このように、新しい学習指導要領は、知識や技能だけでなく、自ら学ぶ意欲や思考力、判断力、表現力などまで含めて学力ととらえ、こうした学力を児童・生徒にしっかりと身に付けさせ、その向上を図るものとして構成されている。
4,総合的な学習の時間について
「総合的な学習の時間」は、自ら課題を見つけ、自ら学び、自ら考え、問題を解決する力などを身に付けさせること、また、情報の集め方、調べ方、まとめ方、報告や発表・討論の仕方などの学び方やものの考え方を身に付けさせることをねらいとしています。
これらの資質や能力、態度は、各教科の学習を通じても育成されるものですが、学校で学ぶ知識等を実感をもって理解する機会が減少している現状において、そのような機会を意図的・計画的に設けることにより、各教科等で学ぶ知識や技能を体験的な活動の中で実感をもって理解し、実生活において生かされ総合的に働くようにすることが「総合的な学習の時間」を設けるねらいであります。
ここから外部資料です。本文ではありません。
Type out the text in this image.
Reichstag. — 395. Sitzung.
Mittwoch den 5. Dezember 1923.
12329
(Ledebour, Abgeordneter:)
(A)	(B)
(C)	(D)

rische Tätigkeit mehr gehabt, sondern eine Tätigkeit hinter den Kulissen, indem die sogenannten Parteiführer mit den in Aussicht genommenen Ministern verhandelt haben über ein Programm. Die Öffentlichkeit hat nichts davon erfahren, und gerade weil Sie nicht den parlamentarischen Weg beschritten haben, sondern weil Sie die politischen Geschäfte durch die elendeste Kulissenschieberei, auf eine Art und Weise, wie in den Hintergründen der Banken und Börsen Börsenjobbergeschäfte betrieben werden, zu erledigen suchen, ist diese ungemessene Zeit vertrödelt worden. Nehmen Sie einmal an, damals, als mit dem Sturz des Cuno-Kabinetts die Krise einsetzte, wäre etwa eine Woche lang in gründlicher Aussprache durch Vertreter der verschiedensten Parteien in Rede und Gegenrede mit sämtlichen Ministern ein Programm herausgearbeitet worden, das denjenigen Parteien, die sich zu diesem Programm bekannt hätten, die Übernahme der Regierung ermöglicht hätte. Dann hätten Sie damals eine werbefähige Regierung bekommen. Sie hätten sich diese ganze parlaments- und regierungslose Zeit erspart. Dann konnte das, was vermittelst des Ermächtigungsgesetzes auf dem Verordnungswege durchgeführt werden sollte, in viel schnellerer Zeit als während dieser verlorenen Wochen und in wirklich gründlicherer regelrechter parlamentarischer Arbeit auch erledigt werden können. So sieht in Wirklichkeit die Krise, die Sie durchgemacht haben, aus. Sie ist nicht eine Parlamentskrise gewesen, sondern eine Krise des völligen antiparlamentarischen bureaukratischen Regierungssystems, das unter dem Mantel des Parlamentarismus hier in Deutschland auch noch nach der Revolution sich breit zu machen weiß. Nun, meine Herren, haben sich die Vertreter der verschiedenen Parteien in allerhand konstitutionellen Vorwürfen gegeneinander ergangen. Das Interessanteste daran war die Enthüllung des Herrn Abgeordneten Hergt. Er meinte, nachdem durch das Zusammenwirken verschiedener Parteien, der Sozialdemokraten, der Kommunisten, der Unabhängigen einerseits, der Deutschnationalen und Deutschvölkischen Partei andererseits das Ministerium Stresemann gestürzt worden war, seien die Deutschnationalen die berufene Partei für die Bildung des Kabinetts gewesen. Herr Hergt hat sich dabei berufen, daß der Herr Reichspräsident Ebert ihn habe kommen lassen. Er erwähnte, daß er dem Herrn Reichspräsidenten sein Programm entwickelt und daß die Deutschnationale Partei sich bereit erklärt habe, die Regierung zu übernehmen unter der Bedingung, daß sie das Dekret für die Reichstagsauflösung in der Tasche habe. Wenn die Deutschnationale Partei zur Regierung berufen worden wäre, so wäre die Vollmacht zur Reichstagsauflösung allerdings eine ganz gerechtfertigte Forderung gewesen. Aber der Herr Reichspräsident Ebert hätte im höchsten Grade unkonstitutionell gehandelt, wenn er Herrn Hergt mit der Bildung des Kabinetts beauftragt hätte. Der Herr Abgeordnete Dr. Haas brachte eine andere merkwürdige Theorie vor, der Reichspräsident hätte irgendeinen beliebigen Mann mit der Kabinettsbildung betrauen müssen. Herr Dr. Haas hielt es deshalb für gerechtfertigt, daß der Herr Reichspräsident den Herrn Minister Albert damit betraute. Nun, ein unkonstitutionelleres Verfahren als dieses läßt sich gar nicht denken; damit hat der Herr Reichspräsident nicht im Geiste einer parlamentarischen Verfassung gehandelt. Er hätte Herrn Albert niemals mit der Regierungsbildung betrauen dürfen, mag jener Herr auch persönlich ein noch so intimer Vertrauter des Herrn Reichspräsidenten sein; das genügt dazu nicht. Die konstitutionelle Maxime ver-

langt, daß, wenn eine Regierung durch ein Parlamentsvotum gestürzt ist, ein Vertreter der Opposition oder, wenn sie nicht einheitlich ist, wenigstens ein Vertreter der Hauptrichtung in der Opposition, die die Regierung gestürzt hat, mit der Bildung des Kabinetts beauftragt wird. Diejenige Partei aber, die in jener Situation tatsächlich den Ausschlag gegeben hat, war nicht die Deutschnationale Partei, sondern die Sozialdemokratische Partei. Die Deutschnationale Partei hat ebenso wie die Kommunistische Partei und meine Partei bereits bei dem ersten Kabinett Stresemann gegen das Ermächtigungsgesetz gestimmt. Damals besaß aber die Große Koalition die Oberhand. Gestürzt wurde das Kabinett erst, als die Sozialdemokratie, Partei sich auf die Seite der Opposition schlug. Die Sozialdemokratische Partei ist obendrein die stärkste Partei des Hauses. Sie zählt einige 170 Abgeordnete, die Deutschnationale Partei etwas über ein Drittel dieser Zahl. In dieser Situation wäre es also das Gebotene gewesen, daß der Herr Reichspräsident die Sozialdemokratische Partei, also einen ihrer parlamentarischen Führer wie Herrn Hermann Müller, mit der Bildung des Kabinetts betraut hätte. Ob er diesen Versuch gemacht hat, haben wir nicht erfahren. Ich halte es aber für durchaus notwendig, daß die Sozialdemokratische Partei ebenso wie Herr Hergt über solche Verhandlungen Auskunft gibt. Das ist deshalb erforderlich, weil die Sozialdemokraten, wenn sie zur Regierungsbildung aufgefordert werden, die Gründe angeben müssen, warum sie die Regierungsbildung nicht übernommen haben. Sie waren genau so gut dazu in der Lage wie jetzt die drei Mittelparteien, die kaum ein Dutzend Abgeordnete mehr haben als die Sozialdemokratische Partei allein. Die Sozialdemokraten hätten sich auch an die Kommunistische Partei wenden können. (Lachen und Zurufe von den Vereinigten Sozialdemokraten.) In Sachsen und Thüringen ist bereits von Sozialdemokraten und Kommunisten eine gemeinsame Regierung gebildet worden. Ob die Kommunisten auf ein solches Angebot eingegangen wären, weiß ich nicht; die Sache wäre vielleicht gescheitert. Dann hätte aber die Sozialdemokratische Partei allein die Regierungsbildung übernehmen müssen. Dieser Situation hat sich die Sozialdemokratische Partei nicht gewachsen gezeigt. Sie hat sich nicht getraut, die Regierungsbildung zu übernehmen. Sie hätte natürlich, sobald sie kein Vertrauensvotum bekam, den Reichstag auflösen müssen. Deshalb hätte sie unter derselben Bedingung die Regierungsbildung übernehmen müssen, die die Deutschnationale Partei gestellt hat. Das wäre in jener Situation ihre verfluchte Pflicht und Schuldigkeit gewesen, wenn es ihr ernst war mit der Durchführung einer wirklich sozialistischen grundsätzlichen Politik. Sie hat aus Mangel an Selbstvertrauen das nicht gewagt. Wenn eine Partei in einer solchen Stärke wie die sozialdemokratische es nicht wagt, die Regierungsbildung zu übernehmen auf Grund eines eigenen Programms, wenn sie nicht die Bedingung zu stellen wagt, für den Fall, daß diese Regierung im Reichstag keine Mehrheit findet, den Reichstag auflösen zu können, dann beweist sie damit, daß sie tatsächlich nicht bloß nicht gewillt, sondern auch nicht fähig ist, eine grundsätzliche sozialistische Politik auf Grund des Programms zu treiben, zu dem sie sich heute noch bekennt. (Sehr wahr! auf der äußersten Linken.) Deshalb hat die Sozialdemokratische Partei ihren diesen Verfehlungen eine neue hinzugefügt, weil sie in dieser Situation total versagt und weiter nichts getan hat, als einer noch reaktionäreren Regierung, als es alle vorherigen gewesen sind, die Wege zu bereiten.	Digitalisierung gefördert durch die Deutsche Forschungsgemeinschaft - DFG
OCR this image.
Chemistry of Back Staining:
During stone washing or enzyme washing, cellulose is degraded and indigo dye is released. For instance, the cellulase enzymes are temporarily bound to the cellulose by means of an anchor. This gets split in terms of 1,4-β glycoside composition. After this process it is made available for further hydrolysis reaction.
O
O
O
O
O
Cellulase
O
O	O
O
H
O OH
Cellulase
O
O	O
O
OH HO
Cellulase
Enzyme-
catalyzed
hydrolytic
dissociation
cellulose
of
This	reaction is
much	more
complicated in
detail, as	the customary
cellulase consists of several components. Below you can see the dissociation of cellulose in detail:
したがって、「総合的な学習の時間」については、「遊びの時間」とするのは論外としても、ただ単に何らかの体験をするだけでは不十分であり、学習の中で自ら課題を見つける力、問題を解決する力を身に付けさせることが必要です。このため、昨年12月の教育課程審議会答申でも、総合的な学習の時間においても、児童・生徒の評価を行うことについて提言しております。
総合的な学習の時間は各教科等の時間と切り離して考えるものではなく、各教科等で学んだ知識や技能を自らのものとし、その後の各教科等の学習を深める観点からも重要な意義を有するものであります。総合的な学習の時間と各教科等の指導の有機的な連携にさらに意を用いていただきたい。